Maslahah Mursalah adalah "maslahah yang tidak disyariatkan hukum oleh syariat untuk
mewujudkannya dan tidak ada dalil syara` menganggapnya dan mengabaikannya".
Menurut bahasa, Mashlahah Mursalah berati mencari kemaslahatan (yang mutlak). Sedangkan menurut
ahli ushul fiqh Mashlahah Mursalah adalah suatu kemaslahatan dimana syar’i tidak mensyariatkan
suatu hukum untuk merealisir kemaslahatan itu dan tidak ada dalil yang menunjukkan atas
pengakuannya, atau pembatalannya atau menetapkan hukum suatu masalah yang tidak ada nashnya.
Sedangkan menurut Istilah, Maslahah mursalah berarti "menetapkan hukum suatu masalah yang tidak
ada nashnya atau tidak ada ijma’nya, dengan berdasar pada kemaslahatan."
2.Ulama yang menerima dan menolak maslahah mursalah sebagai sumber hukum
1.Jumhur ulama menolak maslahah mursalah sebagai sumber hukum
2.Imam Malik memperbolehkan berpegang pada maslahah mursalah
3.Apabila maslahah mursalah itu sesuai dengan dalil kulliatau dalil juz’i dari syara’ maka boleh
berpegang padanya.Menurut Ibnu Burhan ini adalah pendapat Imam Syafi’i
Berikut ini ada beberapa Syarat-syarat Maslahah Mursalah, yaitu:
1.Sesuatu yang dianggap maslahat itu haruslah berupa maslahat hakiki.
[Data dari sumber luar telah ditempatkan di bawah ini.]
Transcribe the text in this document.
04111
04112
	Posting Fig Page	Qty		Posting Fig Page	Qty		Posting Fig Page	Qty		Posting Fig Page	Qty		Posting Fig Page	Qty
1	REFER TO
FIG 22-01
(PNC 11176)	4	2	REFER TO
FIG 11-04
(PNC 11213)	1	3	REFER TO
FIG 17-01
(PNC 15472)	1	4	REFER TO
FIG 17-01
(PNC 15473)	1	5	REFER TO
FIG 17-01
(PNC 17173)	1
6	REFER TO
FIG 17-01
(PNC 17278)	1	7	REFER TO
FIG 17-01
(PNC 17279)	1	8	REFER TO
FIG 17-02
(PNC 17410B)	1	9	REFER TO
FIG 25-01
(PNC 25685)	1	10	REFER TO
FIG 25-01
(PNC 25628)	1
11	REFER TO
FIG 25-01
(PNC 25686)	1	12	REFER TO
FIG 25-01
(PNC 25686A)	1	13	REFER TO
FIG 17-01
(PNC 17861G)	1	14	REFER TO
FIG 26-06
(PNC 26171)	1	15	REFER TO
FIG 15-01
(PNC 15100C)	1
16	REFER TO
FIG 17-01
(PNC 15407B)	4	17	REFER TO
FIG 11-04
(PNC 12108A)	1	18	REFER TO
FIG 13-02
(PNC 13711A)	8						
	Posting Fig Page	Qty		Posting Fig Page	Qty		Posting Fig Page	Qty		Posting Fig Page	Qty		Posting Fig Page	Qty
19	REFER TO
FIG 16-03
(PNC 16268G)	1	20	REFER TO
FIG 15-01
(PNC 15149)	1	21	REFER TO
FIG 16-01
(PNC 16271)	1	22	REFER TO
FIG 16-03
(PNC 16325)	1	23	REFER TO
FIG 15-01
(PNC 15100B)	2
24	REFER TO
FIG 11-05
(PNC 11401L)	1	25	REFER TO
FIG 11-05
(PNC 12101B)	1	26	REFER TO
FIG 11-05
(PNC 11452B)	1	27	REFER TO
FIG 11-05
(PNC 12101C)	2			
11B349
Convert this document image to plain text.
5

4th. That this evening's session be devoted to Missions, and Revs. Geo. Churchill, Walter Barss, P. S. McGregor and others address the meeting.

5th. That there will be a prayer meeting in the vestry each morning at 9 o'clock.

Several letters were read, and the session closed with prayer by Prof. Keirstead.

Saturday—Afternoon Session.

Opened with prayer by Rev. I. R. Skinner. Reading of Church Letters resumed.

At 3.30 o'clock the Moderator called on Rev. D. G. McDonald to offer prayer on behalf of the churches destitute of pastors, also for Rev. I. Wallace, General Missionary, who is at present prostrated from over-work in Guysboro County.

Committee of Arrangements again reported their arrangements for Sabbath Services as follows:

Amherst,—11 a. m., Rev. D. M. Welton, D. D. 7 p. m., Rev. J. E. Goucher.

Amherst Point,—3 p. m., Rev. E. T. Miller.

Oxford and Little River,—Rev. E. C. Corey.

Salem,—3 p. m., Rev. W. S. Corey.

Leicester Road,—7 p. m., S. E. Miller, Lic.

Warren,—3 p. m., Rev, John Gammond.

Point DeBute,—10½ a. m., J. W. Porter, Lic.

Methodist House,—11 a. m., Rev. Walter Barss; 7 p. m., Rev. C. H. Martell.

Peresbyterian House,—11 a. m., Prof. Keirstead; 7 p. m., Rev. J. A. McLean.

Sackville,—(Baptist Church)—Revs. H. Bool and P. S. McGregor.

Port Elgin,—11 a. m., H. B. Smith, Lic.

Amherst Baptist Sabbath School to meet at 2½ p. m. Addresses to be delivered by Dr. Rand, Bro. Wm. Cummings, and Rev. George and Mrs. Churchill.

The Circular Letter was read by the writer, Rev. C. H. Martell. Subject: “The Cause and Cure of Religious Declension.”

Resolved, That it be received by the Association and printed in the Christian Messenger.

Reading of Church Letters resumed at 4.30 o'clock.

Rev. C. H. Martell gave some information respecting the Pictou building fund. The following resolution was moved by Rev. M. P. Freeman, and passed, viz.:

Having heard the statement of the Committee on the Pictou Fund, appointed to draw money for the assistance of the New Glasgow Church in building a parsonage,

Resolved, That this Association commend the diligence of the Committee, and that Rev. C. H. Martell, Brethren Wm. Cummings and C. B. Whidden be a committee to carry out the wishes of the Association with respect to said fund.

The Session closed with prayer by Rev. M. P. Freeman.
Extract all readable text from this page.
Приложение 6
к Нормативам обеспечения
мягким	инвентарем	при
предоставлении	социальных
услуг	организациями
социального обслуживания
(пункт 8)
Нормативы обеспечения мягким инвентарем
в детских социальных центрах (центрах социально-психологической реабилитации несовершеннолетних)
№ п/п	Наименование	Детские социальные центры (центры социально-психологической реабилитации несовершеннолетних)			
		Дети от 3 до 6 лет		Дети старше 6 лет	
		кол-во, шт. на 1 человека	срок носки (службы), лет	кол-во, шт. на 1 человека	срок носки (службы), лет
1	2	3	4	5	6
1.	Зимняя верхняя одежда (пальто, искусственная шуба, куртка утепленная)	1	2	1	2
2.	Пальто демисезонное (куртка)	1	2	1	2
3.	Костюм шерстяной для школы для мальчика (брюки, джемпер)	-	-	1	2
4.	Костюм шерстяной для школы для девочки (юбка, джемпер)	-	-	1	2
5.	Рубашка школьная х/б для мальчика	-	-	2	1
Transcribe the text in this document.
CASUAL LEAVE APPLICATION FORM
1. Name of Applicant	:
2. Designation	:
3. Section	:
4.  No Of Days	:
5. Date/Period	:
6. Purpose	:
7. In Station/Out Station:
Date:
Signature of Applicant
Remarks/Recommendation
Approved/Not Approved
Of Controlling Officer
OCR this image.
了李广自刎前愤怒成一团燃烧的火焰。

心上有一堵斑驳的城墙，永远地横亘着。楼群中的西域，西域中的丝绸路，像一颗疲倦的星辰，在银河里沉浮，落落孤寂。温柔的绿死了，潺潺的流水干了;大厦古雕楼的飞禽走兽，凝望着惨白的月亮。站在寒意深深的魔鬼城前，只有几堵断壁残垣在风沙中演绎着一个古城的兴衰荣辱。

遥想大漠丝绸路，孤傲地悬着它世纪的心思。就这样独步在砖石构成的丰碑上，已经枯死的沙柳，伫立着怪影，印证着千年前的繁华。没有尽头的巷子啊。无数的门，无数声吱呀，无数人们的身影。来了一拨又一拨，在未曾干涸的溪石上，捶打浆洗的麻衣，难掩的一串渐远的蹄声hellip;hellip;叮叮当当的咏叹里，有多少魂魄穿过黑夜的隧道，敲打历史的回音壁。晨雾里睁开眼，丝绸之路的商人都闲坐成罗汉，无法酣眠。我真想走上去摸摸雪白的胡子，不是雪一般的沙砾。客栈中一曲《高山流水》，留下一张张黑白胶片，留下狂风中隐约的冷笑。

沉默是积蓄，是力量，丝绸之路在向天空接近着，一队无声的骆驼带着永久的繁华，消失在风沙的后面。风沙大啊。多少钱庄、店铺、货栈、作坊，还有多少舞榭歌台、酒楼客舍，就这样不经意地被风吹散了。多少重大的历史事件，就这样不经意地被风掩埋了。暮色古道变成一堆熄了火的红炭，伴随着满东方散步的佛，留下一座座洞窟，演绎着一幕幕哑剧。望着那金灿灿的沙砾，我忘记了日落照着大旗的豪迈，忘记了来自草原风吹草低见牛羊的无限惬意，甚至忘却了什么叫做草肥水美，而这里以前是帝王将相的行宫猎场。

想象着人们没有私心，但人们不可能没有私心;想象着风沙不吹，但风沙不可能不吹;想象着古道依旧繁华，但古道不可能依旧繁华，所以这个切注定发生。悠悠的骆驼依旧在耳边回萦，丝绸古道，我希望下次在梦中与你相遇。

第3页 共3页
2.Sesuatu yang dianggap maslahat itu hendaklah berupa kepentingan umum bukan kepentingan
pribadi.
3.Sesuatu yang dianggap maslahat itu tidak bertentangan dengan ketentuan yang ditegaskan
dalam Alquran atau sunnah Rasulullah atau bertentangan dengan ijma’.
3.ISTISHAB
Secara lughawi istiṣḥab berasal dari kata shuhbah yang dimaknai membandingkan sesuatu kemudian
mendekatkannya .Sedangkan menurut istilah istishab yaitu mendekatkan suatu peristiwa dengan hukum
tertentu dengan peristiwa lainnya, sehingga keduanya dinilai sama status hukumnya.Hakikat dari istishab yaitu
memberlakukan apa yang telah berlaku sebelumnya selama belu ada hukum yang mengubahnya. Misalnya
seseorang pada awalnya suci dari najis maka akan ditetap dinyatakan bahwa dia suci dari najis,sampai ada
bukti yang menunjukkan bahwa dia terkena najis.Para Ulama Ushul Fiqih berbeda pendapat tentang
kehujjahan Istishab sebagai dalil hukum. menurut mayoritas ulama Hanafiah, istishab bisa dijadikan hujjah
untuk memperkuat hukum yang telah ada sebelumnya dan menganggap hukum itu tetap berlaku pada masa
yang akan datang,dan menolak penetapan hukum yang baru.Macam-macam istishab :
1. Istishab Al-ibabah Al-ashliyah
Istishab yang didasarkan pada hukum asal, yaitu mubah (boleh). Penerapan kaidah ini banyak terkait dengan
masalah-masalah muamalah, seperti terkait makanan dan minuman, selama tidak ada dalil yang
melarangnya, maka hal tersebut diperbolehkan. Sebab, pada dasarnya segala sesuatu di bumi ini
diperuntukan oleh Allah bagi kehidupan manusia.
2. Istishab Al-baraah Al-ashliyyah
Istishab ini berdasarkan prinsip bahwa pada dasarnya manusia bebas dari taklif (beban), sampai adanya dalil
yang mengubah status tersebut. Atas dasar ini, manusia bebas dari kesalahan sampai ada buktinya.
3. Istishab Al-Hukmi
Didasarkan atas tetapnya hukum yang sudah ada sampai ada dalil yang mencabutnya. Contohnya, seseorang
yang sudah jelas melaksanakan akad pernikahan, maka status pernikahan tersebut berlaku sampai terbukti
adanya perceraian.
4. Istishab Al-Washfi
Istishab yang didasarkan atas anggapan tetapnya sifat yang ada dan diketahui sebelumnya, sampai ada bukti
yang mengubahnya. Misalnya, sifat air yang diketahui suci sebelumnya akan tetap suci sampai ada bukti yang
menunjukkan air itu menjadi najis.
Syarat-syarat istishab :
1.Pengguna istishab telah mengerahkan seluruh kemempuannya untuk mencari bukti yang
merubah hukumyang semula ada.
2.Setelahmengerahkan seluruh kemampuannnya,pengguna istishab tidak menemukan bukti
yangmerubah hukum yang telah ada.
3.Hukum lama yang dijadikan sebgai pijakan istishab benar adanya baik dari dalil syar’I ataupun
dari dari akal atau bukan hanya skedar dugaaan.
4.Hukum lama yang dijadikan sebagai pijakan istishab bersifat mutlak atau umum.